MEDIAS ET COMMUNICATION  05.07.2019

Enquête administrative sur la fraude électorale de mars 2017

Mise en place de mesures de sécurisation

L’Etat du Valais prend des mesures afin de renforcer la sécurité du vote par correspondance. Une étape d’identification supplémentaire sera introduite lors de la signature de la feuille d’expédition. Elle devrait entrer en vigueur en 2020. C’est l’une des conséquences de l’enquête administrative mise en place par le Conseil d’Etat suite à la fraude survenue lors des élections cantonales de mars 2017. L’enquête montre également que de manière générale, les communes ont appliqué correctement les dispositions légales en vigueur. Elle a toutefois mis en évidence quelques manquements que les communes concernées ont été appelées à corriger. Afin de rappeler certaines règles en matière de droits politiques, une information a été adressée à toutes les communes valaisannes.

 

A la suite de la clôture du volet pénal de la fraude survenue dans le Haut-Valais lors des élections cantonales de mars 2017 et la condamnation de son auteur en septembre 2018, le Conseil d’Etat avait décidé d’ouvrir une enquête administrative pour vérifier si les dispositions de la loi sur les droits politiques ainsi que celles de l’ordonnance sur le vote par correspondance avaient été respectées. Il ressort de cet examen que, de manière générale, les communes de Brigue-Glis, de Viège et de Naters ont appliqué correctement la loi et son ordonnance.

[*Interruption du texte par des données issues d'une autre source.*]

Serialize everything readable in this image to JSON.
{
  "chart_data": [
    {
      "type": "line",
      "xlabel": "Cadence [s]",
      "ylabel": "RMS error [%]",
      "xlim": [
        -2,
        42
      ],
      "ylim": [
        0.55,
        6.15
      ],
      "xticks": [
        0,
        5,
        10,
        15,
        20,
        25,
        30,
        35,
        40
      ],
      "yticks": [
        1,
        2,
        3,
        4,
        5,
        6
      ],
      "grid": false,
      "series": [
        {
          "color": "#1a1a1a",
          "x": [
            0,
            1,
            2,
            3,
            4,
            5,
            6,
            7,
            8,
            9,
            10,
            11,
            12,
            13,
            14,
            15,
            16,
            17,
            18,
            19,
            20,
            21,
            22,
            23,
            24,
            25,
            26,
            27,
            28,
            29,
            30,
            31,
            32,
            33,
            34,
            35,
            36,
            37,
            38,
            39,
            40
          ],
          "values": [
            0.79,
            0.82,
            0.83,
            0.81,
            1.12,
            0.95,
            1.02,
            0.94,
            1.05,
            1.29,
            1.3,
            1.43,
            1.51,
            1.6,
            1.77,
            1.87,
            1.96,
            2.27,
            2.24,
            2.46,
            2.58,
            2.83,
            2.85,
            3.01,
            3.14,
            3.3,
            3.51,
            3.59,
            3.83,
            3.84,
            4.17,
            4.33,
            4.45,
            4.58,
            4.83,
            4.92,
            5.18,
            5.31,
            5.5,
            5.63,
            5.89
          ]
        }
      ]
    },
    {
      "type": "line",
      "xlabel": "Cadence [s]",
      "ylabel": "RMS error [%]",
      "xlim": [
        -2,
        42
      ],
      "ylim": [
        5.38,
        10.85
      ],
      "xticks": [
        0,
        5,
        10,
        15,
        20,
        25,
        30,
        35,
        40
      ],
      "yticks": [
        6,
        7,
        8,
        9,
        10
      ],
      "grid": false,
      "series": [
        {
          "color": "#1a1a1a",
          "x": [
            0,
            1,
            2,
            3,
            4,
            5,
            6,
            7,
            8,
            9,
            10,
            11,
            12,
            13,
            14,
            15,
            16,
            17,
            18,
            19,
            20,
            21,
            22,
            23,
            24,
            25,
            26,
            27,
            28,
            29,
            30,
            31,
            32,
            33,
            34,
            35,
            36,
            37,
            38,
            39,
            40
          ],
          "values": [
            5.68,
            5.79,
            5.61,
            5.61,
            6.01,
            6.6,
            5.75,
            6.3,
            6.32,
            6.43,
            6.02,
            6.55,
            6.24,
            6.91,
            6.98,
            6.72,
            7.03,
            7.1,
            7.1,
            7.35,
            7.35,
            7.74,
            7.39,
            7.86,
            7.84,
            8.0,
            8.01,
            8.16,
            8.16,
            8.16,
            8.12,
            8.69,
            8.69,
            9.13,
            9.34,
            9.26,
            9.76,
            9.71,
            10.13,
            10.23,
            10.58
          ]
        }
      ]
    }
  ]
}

Même si des manquements ont été relevés (nombre d’urnes, nomination formelle des membres des bureaux de vote et de dépouillement, etc.), ils ne peuvent pas être qualifiés de graves et n’ont pas eu d’incidence sur le déroulement et les résultats du scrutin. Ils ne sont de plus pas de nature à nécessiter des mesures disciplinaires. Le Conseil d’Etat a informé les communes concernées en les invitant à corriger au plus vite les problèmes constatés. Il a également adressé une information à toutes les communes valaisannes afin de leur rappeler certaines règles en matière de droits politiques.

Parallèlement à l’enquête administrative, le Service des affaires intérieures et communales (SAIC) a élaboré, en collaboration avec la Fédération des communes valaisannes (FCV), une solution permettant de renforcer la sécurité du vote par correspondance. Chaque électeur recevra de sa commune, au début de chaque législature, un jeu d’étiquettes autocollantes (avec les nom et prénom du citoyen, l’armoirie et le nom de la commune). En cas de vote par correspondance, le citoyen colle une étiquette sur sa feuille de réexpédition, dans la case prévue à cet effet. Il s’agit d’une solution fiable, simple à mettre en place et peu coûteuse pour les communes. Cette mesure impliquera en revanche un rallongement de la durée du dépouillement partiel. Il conviendra donc de modifier la législation pour donner une certaine marge de manœuvre aux communes.

Un projet de modification de la loi sur les droits politiques (LcDP) et de l’ordonnance sur le vote par correspondance (OVC) sera adressé au Conseil d’Etat puis, au Grand Conseil. La nouvelle mesure devrait être effective à partir de 2020. Le Valais rejoindrait ainsi les quelques cantons suisses à exiger, en plus de la signature sur la carte d’électeur, une mesure d’identification supplémentaire pour le vote par correspondance.